The apple did not fall on my head because I was holding it in one hand and munching it. In my other hand was Newton and the Counterfeiter, a well-researched and elegantly written book by Thomas Levenson centered on the genius Sir Isaac Newton.

It was Britain’s worst liquidity crisis; recovering still from the Civil War and the Glorious Revolution that saw the Catholic King James II driven out by Mary Stuart and William of Orange. The antiquated silver coins were melted down and sold as bullion in Holland and France where they fetched a much higher price.

The Royal Mint produced nearly half a million pounds worth of silver currency between 1686 and 1690, but in the next five years it could find no silver to coin, putting the Treasury in a spot.

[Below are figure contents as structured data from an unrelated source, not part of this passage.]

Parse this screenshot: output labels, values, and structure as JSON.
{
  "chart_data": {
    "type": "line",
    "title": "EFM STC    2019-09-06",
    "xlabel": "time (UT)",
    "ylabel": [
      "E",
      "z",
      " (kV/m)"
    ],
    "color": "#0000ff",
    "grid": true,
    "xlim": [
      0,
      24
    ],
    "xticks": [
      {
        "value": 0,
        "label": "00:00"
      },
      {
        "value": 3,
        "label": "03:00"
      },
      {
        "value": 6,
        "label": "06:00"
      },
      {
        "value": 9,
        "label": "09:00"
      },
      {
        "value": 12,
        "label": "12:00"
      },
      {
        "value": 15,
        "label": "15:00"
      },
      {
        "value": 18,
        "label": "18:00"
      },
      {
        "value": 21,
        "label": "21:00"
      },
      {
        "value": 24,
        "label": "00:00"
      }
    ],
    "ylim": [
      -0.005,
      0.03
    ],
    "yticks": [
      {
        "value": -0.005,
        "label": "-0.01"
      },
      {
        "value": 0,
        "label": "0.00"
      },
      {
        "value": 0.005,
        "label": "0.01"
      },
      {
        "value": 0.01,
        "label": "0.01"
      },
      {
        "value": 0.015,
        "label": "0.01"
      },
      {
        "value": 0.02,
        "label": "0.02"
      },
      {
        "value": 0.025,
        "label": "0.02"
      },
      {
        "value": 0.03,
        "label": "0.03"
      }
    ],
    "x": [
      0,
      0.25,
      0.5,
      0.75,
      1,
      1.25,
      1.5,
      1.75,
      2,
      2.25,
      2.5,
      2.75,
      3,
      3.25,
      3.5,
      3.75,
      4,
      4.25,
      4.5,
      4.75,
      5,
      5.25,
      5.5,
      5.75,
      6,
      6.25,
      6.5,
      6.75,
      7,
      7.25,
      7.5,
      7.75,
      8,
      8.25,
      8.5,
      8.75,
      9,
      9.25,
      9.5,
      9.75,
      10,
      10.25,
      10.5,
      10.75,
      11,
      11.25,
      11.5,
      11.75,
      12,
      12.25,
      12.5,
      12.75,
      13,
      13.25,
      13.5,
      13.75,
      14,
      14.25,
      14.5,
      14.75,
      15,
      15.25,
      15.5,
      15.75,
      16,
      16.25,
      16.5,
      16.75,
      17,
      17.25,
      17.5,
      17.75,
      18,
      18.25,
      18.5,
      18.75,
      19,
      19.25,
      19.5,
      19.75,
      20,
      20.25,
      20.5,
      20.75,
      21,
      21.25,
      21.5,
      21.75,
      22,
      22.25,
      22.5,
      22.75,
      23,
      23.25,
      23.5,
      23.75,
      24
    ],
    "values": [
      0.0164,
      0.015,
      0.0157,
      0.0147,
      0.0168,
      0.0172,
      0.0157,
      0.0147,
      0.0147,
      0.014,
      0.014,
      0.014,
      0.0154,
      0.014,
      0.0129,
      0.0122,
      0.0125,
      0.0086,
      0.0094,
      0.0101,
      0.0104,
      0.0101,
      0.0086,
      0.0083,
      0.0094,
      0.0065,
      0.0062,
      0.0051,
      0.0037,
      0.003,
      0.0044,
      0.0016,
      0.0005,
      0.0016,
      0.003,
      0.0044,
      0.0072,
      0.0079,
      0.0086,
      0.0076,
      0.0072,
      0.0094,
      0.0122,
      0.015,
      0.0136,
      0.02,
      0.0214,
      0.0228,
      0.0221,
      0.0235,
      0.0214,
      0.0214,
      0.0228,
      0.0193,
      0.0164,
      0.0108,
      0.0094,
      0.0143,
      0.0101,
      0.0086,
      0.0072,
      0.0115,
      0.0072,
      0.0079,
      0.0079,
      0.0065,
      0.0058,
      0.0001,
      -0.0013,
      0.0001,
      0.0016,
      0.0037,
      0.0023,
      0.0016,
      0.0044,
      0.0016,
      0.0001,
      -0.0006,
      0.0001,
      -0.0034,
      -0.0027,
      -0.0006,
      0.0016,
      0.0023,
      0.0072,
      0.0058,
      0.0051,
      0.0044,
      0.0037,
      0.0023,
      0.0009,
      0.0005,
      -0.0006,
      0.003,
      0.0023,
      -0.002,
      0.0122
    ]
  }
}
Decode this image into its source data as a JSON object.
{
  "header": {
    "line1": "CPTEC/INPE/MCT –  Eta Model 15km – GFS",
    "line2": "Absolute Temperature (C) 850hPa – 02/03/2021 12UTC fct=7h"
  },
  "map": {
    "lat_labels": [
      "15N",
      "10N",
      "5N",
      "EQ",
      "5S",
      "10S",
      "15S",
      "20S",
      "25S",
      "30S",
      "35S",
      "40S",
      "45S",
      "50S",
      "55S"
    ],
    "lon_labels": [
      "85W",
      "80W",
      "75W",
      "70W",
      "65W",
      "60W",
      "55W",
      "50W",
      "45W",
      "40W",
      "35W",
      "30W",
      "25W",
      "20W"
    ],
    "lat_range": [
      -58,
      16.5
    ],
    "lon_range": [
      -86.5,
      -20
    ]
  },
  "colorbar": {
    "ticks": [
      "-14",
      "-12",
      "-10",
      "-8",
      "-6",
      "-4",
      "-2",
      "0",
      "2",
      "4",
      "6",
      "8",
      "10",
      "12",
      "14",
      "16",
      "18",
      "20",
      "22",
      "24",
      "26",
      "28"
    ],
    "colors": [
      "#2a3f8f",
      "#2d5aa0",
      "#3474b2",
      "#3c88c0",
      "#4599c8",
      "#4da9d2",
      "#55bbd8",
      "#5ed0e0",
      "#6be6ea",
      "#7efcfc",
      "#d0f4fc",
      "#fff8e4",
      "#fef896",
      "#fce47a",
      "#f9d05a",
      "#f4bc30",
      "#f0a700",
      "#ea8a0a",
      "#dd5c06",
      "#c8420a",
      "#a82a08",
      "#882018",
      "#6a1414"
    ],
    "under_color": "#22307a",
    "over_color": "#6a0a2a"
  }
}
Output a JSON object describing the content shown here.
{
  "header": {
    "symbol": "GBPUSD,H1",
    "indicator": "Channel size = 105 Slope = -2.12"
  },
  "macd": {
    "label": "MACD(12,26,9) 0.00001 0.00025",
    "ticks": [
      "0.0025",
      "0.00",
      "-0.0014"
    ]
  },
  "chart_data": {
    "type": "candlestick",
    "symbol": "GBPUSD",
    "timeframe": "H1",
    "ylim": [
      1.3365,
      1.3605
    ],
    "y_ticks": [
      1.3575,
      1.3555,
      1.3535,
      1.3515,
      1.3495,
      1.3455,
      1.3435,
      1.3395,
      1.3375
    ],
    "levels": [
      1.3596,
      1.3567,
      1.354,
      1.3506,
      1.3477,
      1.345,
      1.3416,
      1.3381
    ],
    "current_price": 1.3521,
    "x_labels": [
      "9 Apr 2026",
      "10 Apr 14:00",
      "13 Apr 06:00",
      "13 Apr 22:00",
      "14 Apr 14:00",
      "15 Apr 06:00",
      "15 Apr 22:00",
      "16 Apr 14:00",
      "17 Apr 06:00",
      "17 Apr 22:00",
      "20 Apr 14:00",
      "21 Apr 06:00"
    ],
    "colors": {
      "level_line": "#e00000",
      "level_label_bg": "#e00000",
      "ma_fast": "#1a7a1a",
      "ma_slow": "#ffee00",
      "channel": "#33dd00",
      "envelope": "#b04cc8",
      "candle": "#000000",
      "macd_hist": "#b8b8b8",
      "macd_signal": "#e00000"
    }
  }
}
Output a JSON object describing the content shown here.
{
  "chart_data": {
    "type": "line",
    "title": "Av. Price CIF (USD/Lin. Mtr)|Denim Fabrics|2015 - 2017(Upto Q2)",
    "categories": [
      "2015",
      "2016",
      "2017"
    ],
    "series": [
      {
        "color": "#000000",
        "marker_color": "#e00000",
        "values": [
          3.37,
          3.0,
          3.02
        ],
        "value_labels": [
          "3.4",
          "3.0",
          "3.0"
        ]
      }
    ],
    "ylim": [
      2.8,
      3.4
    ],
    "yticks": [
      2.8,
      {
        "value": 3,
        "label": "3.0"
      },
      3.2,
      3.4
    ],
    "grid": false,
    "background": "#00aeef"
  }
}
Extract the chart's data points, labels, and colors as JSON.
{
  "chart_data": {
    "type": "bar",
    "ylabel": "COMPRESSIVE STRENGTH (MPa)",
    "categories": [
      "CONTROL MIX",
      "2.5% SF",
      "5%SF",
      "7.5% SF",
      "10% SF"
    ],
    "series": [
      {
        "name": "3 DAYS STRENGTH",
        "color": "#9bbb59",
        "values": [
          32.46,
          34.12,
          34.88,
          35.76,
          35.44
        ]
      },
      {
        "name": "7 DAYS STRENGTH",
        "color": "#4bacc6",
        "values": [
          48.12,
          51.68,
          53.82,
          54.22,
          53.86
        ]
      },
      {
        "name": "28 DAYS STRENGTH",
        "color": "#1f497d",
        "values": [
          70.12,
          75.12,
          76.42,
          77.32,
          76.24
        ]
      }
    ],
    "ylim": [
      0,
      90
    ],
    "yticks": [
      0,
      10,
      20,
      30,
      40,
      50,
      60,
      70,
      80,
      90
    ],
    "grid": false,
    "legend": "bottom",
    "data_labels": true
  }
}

It was then Newton got an SOS from Chancellor of the Exchequer Charles Montagne. Lord Montagne knew Newton from Cambridge days and was convinced that only a genius like Newton could solve the problem. When Newton took over as warden in May 1696, he found the Royal Mint riddled with corruption and inefficiency. He was rapidly forced to deploy all his wits against a horde of counterfeiters, chief of which was William Chaloner, a wily rogue who clipped shillings.

Newton realized that the problem had to be fought on two fronts – replacing old coins and eliminating clippers and counterfeiters. He pursued Chaloner relentlessly through the back alleys of the crime-ridden London, interviewing more than two hundred accomplices and enemies until he had enough evidence to build an airtight case. Subsequently, Chaloner was hanged in March 1699.

The book brings out the tenacity of character and the sheer intensity of concentration, and the determination not to let a problem go till he extracted all the answers. John Maynard Keynes described Newton as a versatile genius – lawyer, economist, historian, theologian, mathematician and astronomer. The book reads like a spy thriller and is recommended to anyone looking beyond gastronomical delights.